The JDK provides an implementation of the Publisher interface called ‘SubmissionPublisher’.
Here’s an example that uses SubmissionPublisher to create a publisher that emit temperature values. We create a SubmissionPublisher that publishes 9 values to the subscriber. The subscriber requests for 3 values initially and once it receives them, it asks for three more. In this example, we simulate a 0.5s processing time for each item that the subscriber receives.

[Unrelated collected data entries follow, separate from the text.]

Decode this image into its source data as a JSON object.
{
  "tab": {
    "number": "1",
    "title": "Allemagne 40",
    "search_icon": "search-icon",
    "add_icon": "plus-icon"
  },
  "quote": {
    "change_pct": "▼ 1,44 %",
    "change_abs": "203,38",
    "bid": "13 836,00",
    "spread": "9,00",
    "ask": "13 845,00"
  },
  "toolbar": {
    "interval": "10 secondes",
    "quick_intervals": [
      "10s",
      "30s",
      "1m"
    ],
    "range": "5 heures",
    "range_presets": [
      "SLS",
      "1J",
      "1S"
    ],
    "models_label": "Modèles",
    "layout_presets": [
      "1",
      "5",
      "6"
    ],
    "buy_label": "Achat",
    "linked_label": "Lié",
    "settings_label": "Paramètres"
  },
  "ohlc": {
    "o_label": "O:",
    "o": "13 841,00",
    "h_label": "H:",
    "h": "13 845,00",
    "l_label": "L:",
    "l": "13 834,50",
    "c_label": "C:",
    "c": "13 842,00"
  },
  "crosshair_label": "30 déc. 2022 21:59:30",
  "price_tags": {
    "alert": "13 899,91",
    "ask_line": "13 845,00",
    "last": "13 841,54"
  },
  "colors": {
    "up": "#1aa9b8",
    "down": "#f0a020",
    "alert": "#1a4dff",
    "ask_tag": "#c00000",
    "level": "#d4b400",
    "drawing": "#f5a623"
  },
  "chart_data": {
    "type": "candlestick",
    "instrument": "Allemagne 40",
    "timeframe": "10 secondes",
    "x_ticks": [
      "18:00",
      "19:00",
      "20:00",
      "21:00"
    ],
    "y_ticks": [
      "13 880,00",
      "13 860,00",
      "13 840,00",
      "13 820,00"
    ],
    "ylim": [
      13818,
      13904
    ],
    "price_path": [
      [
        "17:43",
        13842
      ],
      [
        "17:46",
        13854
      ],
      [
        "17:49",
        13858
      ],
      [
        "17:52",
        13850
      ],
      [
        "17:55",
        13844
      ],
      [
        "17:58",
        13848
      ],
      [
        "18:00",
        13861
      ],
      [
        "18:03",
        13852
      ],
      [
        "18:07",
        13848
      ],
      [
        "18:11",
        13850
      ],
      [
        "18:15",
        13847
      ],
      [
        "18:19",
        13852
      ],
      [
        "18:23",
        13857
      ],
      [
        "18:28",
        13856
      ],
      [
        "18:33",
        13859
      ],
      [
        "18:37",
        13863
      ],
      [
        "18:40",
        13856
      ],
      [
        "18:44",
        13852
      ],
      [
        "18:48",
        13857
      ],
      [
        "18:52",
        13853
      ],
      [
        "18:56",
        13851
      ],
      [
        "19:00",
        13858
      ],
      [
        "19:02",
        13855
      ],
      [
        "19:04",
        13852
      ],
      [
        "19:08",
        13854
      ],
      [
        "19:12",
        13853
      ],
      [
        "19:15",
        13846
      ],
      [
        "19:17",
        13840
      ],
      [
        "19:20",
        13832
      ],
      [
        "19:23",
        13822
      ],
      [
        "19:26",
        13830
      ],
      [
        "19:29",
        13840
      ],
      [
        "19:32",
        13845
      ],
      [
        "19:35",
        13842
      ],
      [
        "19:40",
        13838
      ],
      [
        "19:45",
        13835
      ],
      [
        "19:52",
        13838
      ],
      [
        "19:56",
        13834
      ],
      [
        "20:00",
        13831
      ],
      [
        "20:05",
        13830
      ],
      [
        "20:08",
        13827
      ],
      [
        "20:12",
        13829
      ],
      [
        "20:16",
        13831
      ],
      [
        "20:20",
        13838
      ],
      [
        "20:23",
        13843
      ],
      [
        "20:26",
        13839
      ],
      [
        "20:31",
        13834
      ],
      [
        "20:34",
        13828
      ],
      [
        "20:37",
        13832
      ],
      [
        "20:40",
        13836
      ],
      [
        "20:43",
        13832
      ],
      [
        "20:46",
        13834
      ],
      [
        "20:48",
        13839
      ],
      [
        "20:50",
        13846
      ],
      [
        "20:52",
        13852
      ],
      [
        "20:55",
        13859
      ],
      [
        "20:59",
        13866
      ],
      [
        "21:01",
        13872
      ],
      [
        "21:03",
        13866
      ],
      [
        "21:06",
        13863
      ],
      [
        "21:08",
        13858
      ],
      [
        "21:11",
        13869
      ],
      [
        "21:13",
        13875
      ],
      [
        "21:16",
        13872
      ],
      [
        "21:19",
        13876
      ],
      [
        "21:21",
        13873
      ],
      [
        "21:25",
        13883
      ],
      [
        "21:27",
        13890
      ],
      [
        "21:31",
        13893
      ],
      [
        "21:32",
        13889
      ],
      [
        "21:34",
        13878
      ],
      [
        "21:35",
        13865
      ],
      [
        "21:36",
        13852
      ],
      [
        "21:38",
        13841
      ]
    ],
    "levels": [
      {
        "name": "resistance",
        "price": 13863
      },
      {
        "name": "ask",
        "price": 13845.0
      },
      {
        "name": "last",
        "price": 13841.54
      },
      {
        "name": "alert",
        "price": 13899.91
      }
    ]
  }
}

Since the publisher sends all items at once, it will have to buffer some items while the subscriber is processing it.

Here are the classes:
The Publisher:

package com.st.java9;

import java.util.concurrent.SubmissionPublisher;

public class Reactive {

	public static void main(String[] args) throws InterruptedException {
		// create a submission publisher
		SubmissionPublisher<Double> submissionPublisher = new SubmissionPublisher<>();
		submissionPublisher.subscribe(new TemperatureSubscriber());
		for (int i = 0; i < 9; i++) {
			// submit a randomly generated temperature value
			double value = Math.random() * 30;
			System.out.println("Submitting " + i + ":" + value);
			submissionPublisher.submit(value);
		}
		submissionPublisher.close();
	}
}

The Subscriber

package com.st.java9;

import java.util.concurrent.Flow.Subscriber;
import java.util.concurrent.Flow.Subscription;

public class TemperatureSubscriber implements Subscriber<Double> {

	private Subscription subscription;
	int pending = 0;
	int requests = 3;

	@Override
	public void onNext(Double item) {
		try {

			// stimulate an operation that takes 5s.
			Thread.sleep(500);
			System.out.println("Consuming " + Reactive.format.format(item));
			pending--;
			// start requesting more if only 1 or less is pending from the previous request.
			if (pending < 1) {
				System.out.println("Requesting " + requests);
				subscription.request(requests);
				pending = requests;
			}
		} catch (InterruptedException e) {
			e.printStackTrace();
		}
	}

	@Override
	public void onError(Throwable throwable) {
		System.out.println(throwable.getMessage());
	}

	@Override
	public void onComplete() {
		System.out.println("Done");
	}

	@Override
	public void onSubscribe(Subscription subscription) {
		this.subscription = subscription;
		// request the first batch
		subscription.request(requests);
		pending = requests;
	}
}

Here’s how the output looks when run

The SubmissionPublisher has a few other methods too which we will cover in a later tutorial.

Conclusion to Java 9 Reactive Streams

Java 9 introduced 4 new interfaces for Reactive Stream processing and an implementation of a Publisher. The idea is that more libraries will start adhering to the reactive standard specified by this libraries. The Flow classes in RxJava2 already implement them and so do the Reactor framework by Spring.